In an interview with The Hindu Business Line, Mr Healy discussed strategic workforce planning and supply chain principles that drive proactive management of workforce strategies across both directly-hired and outsourced labour categories.

“Talent supply chain management is what organisations should adopt to manage talent. HR departments usually engage with those that are currently on their payroll.  So, as an HR manager, if 50% of my workforce is on my payroll and the other 50% is on a temporary staffing company’s payroll, am I engaging with the temporary workforce?  HR managers must look beyond engaging just their full-time employees. They need to maintain relationships with temporary workers; with retirees so that the retired workforce can come back some day and mentor employees. Engaging with future employees is also very important to maintain a steady pipeline of talent for the company,” Mr Healy stated.

“Then, there is the boomerang workforce; these are workers who were once on the payroll who left and who came back, as the grass was not greener on the other side. If those workers were highly talented and wanted to come back to the organisation they had left, are HR managers in a position to bring them back at some point?”

When asked if companies should build, buy, or borrow talent, Mr Healy commented: “Globally, 50% of the workforce in organisations are full-time and the rest are temporary workers; unlike in India where organisations prefer to hire full-time employees. The India market is a build-and-buy market for talent. Here, the requirement is more skewed toward full-time talent; therefore, organisations focus on building full-time talent and are going into Tier 2 and 3 cities to build a talent pool.”

Mr Healy identified the online talent community as a market in which India is lagging behind in its talent acquisition strategy: “The entire online talent community is what India is underestimating right now. In India, you have exceptional talent. There is also a focus on repatriating people back into the country, which means there are more people in India with skills that are in high demand as they have experience in international business having worked in different countries across the globe.”
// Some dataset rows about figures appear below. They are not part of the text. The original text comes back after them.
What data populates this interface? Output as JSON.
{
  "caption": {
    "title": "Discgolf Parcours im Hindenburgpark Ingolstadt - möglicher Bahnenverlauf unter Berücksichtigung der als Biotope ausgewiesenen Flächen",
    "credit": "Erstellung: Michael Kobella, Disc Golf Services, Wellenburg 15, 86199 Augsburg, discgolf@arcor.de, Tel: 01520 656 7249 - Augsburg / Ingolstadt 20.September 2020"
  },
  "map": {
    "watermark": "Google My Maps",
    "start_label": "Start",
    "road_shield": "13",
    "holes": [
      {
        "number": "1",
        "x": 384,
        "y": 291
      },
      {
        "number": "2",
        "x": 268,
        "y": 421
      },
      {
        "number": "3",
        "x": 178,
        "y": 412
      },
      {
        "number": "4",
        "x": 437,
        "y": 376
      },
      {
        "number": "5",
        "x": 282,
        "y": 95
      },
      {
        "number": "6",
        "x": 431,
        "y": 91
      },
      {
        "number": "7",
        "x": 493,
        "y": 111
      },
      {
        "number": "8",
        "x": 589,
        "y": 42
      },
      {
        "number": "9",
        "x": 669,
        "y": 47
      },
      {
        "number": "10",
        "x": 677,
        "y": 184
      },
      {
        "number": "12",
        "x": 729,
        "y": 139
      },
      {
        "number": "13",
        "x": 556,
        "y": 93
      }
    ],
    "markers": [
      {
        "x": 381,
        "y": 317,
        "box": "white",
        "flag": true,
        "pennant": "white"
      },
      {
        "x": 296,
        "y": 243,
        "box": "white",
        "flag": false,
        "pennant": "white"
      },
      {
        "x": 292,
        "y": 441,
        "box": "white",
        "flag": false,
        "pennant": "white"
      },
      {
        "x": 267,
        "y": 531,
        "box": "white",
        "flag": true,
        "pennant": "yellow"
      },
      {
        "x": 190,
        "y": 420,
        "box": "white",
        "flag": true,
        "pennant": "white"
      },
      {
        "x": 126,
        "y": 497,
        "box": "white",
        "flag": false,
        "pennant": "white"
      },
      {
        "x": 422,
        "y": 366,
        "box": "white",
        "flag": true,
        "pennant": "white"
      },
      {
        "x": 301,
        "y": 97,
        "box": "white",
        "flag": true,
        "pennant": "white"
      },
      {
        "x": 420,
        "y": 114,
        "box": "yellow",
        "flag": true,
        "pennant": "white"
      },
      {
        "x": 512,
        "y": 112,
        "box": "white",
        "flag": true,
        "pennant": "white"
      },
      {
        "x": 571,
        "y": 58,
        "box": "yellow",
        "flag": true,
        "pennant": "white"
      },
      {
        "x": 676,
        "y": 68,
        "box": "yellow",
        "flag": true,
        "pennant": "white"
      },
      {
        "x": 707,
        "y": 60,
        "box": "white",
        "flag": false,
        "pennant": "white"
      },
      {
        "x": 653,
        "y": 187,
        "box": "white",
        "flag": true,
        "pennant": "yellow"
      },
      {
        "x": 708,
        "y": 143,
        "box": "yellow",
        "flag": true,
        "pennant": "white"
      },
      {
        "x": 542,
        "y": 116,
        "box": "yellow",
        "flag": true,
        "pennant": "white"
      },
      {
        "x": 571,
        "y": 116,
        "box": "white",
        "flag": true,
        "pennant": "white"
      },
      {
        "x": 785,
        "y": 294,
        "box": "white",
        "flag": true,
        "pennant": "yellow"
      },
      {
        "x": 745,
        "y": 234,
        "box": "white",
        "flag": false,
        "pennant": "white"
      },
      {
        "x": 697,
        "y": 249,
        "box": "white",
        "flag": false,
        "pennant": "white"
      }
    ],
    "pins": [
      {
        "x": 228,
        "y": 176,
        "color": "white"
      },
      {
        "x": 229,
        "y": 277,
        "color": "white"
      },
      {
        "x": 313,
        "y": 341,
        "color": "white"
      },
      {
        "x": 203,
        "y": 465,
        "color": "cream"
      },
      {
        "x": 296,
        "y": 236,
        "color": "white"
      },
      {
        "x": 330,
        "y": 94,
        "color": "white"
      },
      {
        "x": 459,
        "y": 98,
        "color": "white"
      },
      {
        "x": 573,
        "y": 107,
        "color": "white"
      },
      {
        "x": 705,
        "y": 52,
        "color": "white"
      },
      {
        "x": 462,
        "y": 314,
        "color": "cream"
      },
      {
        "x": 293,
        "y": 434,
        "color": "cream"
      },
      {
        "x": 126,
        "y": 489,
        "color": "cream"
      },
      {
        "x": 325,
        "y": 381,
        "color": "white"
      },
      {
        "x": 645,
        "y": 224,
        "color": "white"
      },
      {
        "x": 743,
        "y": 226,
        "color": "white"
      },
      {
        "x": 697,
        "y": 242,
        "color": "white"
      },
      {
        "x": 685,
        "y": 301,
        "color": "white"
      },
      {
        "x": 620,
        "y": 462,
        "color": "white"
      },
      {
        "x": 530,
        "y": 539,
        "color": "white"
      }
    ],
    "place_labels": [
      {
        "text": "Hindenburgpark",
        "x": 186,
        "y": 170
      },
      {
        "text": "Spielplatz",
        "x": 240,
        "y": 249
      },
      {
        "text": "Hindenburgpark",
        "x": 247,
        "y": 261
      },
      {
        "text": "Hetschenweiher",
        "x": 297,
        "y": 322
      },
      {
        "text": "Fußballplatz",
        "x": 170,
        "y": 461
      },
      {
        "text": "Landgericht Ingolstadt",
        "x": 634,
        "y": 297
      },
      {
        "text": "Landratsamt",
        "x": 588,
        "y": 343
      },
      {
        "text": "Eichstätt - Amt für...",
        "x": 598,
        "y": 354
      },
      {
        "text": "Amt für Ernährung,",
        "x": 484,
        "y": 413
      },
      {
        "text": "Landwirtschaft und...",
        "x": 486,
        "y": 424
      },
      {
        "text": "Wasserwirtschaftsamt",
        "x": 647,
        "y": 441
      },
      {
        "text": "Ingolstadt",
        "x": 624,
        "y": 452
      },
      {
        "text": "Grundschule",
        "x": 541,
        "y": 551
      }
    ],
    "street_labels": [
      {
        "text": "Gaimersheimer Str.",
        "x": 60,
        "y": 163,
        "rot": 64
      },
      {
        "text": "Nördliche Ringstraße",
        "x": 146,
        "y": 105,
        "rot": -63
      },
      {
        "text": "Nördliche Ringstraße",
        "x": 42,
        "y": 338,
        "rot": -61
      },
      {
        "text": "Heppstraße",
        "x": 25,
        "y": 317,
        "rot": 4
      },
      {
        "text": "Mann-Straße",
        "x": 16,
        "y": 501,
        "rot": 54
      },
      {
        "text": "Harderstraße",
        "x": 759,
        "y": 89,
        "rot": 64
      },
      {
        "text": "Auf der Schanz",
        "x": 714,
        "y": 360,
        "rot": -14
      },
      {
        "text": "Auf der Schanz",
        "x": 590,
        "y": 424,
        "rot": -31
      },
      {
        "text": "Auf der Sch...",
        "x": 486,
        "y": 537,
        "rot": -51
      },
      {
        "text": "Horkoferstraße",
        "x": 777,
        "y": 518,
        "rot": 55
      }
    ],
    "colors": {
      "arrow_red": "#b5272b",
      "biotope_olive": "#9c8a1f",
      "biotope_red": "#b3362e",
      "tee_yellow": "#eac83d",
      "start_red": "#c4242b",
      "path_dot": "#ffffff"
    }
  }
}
“Many of them may not, for instance, want to brave the Bangalore traffic every day; they may want to work from home, instead. If HR managers are only worried about the company next door that has been poaching its workforce, that’s not enough. I would challenge that and tell them they have more competition than they realise.”

“The war for talent will only get worse as HR managers now have more battlefronts that they are fighting on, and not just with their local competition. They could lose their employees to other organisations from India and abroad that offer opportunities to work online for them. The online talent community is growing, and the people that HR managers are competing with for talent are not all in India, they are all over the world,” Mr Healy concluded.